General information

Aldehydes such as glutaral (glutaraldehyde), formaldehyde, and glyoxal are used as solutions and vapors for disinfection and sterilization.

The safety and biocidal efficacy of glutaral has led to its endorsement by the CDC and WHO as a substitute for formaldehyde in high-level disinfection and cold sterilization [ , ]. Glutaral is used in a 2% aqueous solution buffered to a pH of about 8 for sterilization of endoscopic and dental equipment and for other equipment that cannot be sterilized by heat.

Occupational safety considerations for glutaral largely relate to its volatility, and stringent precautions in handling are especially needed in tropical climates [ ]. The lack of precautionary details for glutaral fumes, especially in warm climates is inadequate. Manufacturers should provide details of possible adverse effects that could arise from glutaral vapor, and of the precautions that should be taken to keep the air concentration below the recommended limit. The odor threshold for glutaral vapor is about 0.04 ppm, the irritation threshold about 0.3 ppm, and the recommended Ceiling Threshold Limit Value 0.2 ppm. It should not be exceeded at any time during the working day [ ]. It is likely that glutaral vapor will be smelt before reaching overexposure concentration, but there is an urgent need to develop affordable and effective methods of containing glutaral fumes.

Drug studies

Observational studies

Glutaral-based products are typically used in hospitals and clinics as cold sterilizers, to disinfect and clean heat-sensitive medical devices. Glutaral is a potent sensitizer and respiratory irritant, and it has been implicated as a cause of asthma in health-care workers. This has led to a search for alterative disinfectants for instrumental sterilization [ ].

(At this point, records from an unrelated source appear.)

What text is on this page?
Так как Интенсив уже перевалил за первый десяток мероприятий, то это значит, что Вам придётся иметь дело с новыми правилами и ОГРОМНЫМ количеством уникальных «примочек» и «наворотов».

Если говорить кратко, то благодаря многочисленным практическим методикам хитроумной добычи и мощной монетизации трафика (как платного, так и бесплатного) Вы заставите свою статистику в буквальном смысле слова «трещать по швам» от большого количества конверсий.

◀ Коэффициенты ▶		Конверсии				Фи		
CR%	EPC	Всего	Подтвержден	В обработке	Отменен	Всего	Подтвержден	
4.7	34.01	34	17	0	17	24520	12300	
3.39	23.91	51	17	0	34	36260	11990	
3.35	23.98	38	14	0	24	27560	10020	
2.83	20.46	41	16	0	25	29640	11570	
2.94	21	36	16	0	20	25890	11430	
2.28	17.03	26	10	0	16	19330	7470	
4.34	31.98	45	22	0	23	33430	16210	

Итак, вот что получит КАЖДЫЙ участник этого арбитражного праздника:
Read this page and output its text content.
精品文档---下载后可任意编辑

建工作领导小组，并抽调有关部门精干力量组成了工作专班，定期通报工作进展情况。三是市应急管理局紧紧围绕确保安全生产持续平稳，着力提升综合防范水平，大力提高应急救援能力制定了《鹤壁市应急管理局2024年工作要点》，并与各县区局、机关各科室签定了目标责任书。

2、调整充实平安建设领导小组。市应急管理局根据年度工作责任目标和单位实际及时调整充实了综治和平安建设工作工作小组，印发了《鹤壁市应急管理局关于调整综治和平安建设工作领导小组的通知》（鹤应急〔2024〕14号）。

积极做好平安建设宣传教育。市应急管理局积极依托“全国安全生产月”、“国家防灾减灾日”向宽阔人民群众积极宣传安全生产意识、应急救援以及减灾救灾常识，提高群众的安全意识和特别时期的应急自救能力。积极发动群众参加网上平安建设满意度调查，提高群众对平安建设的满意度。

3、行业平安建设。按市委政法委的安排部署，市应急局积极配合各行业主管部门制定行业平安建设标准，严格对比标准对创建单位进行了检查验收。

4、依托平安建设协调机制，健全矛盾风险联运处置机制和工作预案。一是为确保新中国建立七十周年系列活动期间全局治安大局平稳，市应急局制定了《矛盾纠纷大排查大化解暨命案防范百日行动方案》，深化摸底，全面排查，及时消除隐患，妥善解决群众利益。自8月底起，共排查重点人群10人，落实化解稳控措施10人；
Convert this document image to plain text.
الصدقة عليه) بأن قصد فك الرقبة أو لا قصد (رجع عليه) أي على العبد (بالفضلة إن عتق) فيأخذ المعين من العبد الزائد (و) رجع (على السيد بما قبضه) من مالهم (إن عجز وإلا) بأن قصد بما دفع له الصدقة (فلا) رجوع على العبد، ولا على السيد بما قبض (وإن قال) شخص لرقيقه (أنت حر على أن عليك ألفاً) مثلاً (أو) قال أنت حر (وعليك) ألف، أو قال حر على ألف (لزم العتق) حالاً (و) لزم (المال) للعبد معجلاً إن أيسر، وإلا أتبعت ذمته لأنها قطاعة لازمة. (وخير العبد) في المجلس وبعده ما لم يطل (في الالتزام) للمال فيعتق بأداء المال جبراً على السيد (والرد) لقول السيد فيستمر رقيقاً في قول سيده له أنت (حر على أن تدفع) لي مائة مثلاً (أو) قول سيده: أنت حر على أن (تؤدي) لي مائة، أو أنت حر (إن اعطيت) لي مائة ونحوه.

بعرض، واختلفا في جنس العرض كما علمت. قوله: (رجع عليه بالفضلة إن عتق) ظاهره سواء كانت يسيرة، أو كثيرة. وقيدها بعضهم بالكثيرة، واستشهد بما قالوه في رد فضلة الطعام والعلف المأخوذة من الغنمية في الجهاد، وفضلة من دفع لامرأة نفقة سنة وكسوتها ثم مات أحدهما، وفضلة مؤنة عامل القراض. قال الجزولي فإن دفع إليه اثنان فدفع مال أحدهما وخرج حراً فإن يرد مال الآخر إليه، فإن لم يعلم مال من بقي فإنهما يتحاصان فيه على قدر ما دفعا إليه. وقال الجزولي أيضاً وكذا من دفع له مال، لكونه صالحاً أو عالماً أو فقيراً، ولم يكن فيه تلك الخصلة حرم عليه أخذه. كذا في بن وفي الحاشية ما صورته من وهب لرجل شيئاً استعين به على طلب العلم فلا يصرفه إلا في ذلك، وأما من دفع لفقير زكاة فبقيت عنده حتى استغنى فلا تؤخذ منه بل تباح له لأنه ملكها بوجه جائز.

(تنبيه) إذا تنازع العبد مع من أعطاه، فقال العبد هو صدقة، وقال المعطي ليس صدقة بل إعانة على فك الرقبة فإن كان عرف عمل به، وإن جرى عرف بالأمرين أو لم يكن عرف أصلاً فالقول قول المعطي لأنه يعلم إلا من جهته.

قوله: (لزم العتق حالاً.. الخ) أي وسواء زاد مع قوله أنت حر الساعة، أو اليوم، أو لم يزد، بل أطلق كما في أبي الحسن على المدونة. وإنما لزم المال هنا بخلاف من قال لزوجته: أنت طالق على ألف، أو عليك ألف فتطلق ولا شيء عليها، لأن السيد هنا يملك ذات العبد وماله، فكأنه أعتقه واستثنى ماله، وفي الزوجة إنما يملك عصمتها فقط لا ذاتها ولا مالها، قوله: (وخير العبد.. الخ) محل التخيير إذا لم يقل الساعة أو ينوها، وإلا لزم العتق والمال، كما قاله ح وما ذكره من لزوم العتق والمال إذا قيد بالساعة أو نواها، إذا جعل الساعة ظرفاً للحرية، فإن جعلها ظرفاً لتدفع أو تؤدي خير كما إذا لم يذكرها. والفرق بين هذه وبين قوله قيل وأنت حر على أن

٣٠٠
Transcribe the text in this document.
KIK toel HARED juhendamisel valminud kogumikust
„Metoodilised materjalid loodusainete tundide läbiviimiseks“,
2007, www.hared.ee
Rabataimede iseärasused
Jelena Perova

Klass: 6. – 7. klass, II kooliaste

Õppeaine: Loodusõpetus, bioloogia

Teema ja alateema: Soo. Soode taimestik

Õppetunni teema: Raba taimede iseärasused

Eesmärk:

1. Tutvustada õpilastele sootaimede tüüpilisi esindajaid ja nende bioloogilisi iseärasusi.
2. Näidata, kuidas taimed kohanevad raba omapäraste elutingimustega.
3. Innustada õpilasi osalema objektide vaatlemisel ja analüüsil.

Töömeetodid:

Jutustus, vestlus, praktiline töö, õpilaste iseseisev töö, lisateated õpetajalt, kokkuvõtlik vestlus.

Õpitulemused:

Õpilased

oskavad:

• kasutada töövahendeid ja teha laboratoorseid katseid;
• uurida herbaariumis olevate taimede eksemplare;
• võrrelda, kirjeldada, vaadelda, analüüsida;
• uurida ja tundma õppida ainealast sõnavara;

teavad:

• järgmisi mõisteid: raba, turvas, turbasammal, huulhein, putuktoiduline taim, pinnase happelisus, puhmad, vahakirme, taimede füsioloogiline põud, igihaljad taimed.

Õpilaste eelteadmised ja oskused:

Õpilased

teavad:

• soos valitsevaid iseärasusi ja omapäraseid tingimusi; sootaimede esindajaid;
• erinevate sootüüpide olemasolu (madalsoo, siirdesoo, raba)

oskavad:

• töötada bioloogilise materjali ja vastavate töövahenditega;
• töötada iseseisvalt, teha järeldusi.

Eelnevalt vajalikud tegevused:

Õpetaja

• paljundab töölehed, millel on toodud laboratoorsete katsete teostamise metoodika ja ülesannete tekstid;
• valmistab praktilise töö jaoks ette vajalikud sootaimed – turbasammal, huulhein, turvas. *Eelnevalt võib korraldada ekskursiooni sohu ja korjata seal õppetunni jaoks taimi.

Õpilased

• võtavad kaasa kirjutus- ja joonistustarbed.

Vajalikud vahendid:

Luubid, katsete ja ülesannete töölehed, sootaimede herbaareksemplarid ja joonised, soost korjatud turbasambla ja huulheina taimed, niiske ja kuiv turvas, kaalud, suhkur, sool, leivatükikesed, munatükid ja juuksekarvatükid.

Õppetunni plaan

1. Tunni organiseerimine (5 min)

However, glutaral continues to be used as a disinfectant and sterilizer, particularly in developing countries. This requires occupational health monitoring and establishment of safe practices for its use.

Of 169 nurses working in 17 hospitals, especially in endoscope units, 68% had symptoms, 38% two or more. The major complaints were eye irritation in 49%, skin discoloration or irritation in 41%, and cough or shortness of breath in 34% [ ]. Complaints were not related to habits, atopic status, or duration of exposure. In two hospitals, the time-weighted average concentrations were estimated. The 10-minute time-weighted average was below the UK occupational exposure standard of 0.2 ppm. In a similar survey of 150 staff in two Middlesex hospitals who were exposed to glutaral, the rate of complaints was in the same range [ ].

In a Canadian study to assess the effect of work practices and general ventilation systems on employees’ exposure to glutaral, air samples were taken in five hospitals [ ]. The presence of local or general ventilation, air changes per hour, the quantity of glutaral used, and work practices were recorded. Work practices constituted the most important factor affecting the degree of exposure to glutaral. In locations where “poor” or “unsafe” practices were employed, glutaral concentrations were much higher and there was an increased prevalence of headache and itchy eyes among employees.